When the pulp of CDI is infected, GE-based RCT has emerged as a good approach for nonsurgical and minimally invasive treatment. Minimally invasive endodontics aims to remove the least amount of tooth structure while ensuring disinfection of the root canal system [19]. However, it is challenging to locate the access cavity precisely, achieve minimally invasive access cavities, and effectively eliminate infections due to the random variation and unique characteristics of each CDI-affected tooth. GE provides a solution by enabling endodontists to design templates and manage CDI with minimal tooth structure removal [20]. Few studies have demonstrated the positive impact of GE-based RCT on disease control (Table 1, [21,22,23,24,25]). However, a standardized protocol for designing optimal debridement routes using the GE approach in CDI cases is still lacking.

Table 1 Case reports on the use of guided endodontics for coronal dens invaginatus

Virtual simulation was applied to visualize the distribution and direction of the debridement routes (Figs. 2C, D, and 4E; Fig. S3). The fundamental principle of debridement route design for CDI is to achieve maximal effectiveness with minimal tissue damage. This principle could be illuminated as the MICRO principle, which comprises the following key aspects: 1) Maximum mechanical (M) debridement. 2) Maximum chemical irrigation (I). 3) Optimal and accurate access cavity (C). 4) The most convenient rectilinear (R) route. 5) Minimal obstruction (O). In alignment with these aspects, the number of opening access cavities should be appropriate, the location should be accurate, and the interval should be reasonable. Well-designed debridement routes allow the instruments to enter rectilinearly, avoid obstruction, and maximize contact between the instruments and infected pulp tissue for efficient mechanical debridement and chemical irrigation.

Inspired by the 3-Determination principle, which involves determining the location, depth, and instrumentation angle in the management of calcified root canals [26], a personalized improvement was made to the templates compared to several CDI cases using the GE technique (Table 1). Besides verifying valid access location and direction, the ideal operating depth was also achieved by adjusting the height of the resin sleeve in the templates (Fig. 2K). When the bur was fully inserted into the cylinder, it reached the pulp cavity. This enhancement is advantageous, particularly for less experienced endodontists, as it reduces hesitation during the operation and allows for maximum dental structure preservation.

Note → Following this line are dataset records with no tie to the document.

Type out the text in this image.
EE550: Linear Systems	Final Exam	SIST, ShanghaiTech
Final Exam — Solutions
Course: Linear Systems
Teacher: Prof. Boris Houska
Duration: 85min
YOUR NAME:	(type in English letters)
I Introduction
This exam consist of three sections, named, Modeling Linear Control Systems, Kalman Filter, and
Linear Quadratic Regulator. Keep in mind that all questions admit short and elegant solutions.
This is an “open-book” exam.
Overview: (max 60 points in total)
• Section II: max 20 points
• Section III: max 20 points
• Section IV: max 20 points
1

Given the complexity of the root canal system in CDI, enhanced supplementary disinfection was necessary. Chemical cleaning was intensified by ultrasonic irrigation with 3% NaOCl at 37°C, 17% EDTA, and 2% chlorhexidine [27].

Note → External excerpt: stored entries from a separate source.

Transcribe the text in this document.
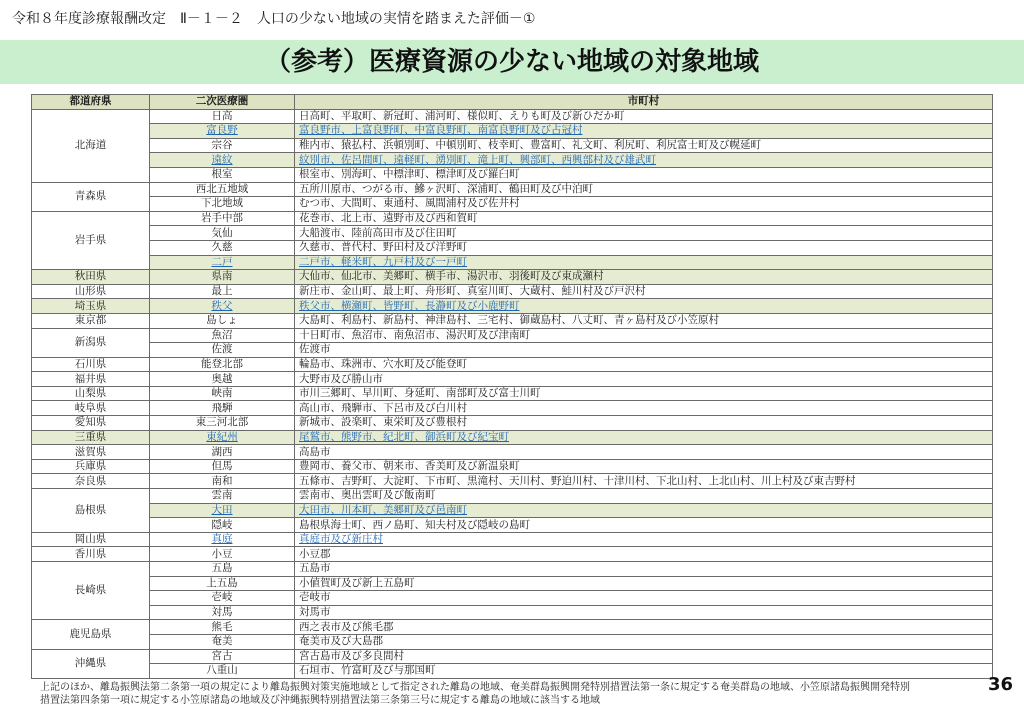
令和８年度診療報酬改定　Ⅱ－１－２　人口の少ない地域の実情を踏まえた評価－①
（参考）医療資源の少ない地域の対象地域
都道府県	二次医療圏	市町村
北海道	日高	日高町、平取町、新冠町、浦河町、様似町、えりも町及び新ひだか町
	富良野	富良野市、上富良野町、中富良野町、南富良野町及び占冠村
	宗谷	稚内市、猿払村、浜頓別町、中頓別町、枝幸町、豊富町、礼文町、利尻町、利尻富士町及び幌延町
	遠紋	紋別市、佐呂間町、遠軽町、湧別町、滝上町、興部町、西興部村及び雄武町
	根室	根室市、別海町、中標津町、標津町及び羅臼町
青森県	西北五地域	五所川原市、つがる市、鰺ヶ沢町、深浦町、鶴田町及び中泊町
	下北地域	むつ市、大間町、東通村、風間浦村及び佐井村
岩手県	岩手中部	花巻市、北上市、遠野市及び西和賀町
	気仙	大船渡市、陸前高田市及び住田町
	久慈	久慈市、普代村、野田村及び洋野町
	二戸	二戸市、軽米町、九戸村及び一戸町
秋田県	県南	大仙市、仙北市、美郷町、横手市、湯沢市、羽後町及び東成瀬村
山形県	最上	新庄市、金山町、最上町、舟形町、真室川町、大蔵村、鮭川村及び戸沢村
埼玉県	秩父	秩父市、横瀬町、皆野町、長瀞町及び小鹿野町
東京都	島しょ	大島町、利島村、新島村、神津島村、三宅村、御蔵島村、八丈町、青ヶ島村及び小笠原村
新潟県	魚沼	十日町市、魚沼市、南魚沼市、湯沢町及び津南町
	佐渡	佐渡市
石川県	能登北部	輪島市、珠洲市、穴水町及び能登町
福井県	奥越	大野市及び勝山市
山梨県	峡南	市川三郷町、早川町、身延町、南部町及び富士川町
岐阜県	飛騨	高山市、飛騨市、下呂市及び白川村
愛知県	東三河北部	新城市、設楽町、東栄町及び豊根村
三重県	東紀州	尾鷲市、熊野市、紀北町、御浜町及び紀宝町
滋賀県	湖西	高島市
兵庫県	但馬	豊岡市、養父市、朝来市、香美町及び新温泉町
奈良県	南和	五條市、吉野町、大淀町、下市町、黒滝村、天川村、野迫川村、十津川村、下北山村、上北山村、川上村及び東吉野村
島根県	雲南	雲南市、奥出雲町及び飯南町
	大田	大田市、川本町、美郷町及び邑南町
	隠岐	島根県海士町、西ノ島町、知夫村及び隠岐の島町
岡山県	真庭	真庭市及び新庄村
香川県	小豆	小豆郡
長崎県	五島	五島市
	上五島	小値賀町及び新上五島町
	壱岐	壱岐市
	対馬	対馬市
鹿児島県	熊毛	西之表市及び熊毛郡
	奄美	奄美市及び大島郡
沖縄県	宮古	宮古島市及び多良間村
	八重山	石垣市、竹富町及び与那国町
36
上記のほか、離島振興法第二条第一項の規定により離島振興対策実施地域として指定された離島の地域、奄美群島振興開発特別措置法第一条に規定する奄美群島の地域、小笠原諸島振興開発特別
措置法第四条第一項に規定する小笠原諸島の地域及び沖縄振興特別措置法第三条第三号に規定する離島の地域に該当する地域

CDI commonly occurs concomitantly with apical cysts. Currently, reliable guidelines regarding the use of nonsurgical or surgical approaches for treating periapical cysts still need to be developed [28, 29]. In case 1, nonsurgical RCT was administered initially, and the CBCT images revealed a significant reduction in the extent of the lesion (Fig. 3E). It is advisable to prioritize nonsurgical procedures. With proper infection control during the GE-based RCT procedure, the periapical lesion can heal or reduce in size, resulting in less trauma and shorter healing times when surgery is necessary [30, 31].

In summary, the GE approach could be a promising method for preserving healthy dental structure while effectively debriding the root canal, thus achieving successful and minimally invasive endodontic treatment for CDI. The MICRO principle is recommended for designing debridement routes in GE-based RCT. Additionally, personalized templates are recommended for easy access to the pulp cavity with precise depth control. These combined strategies offer promising prospects for enhanced treatment outcomes in CDI cases.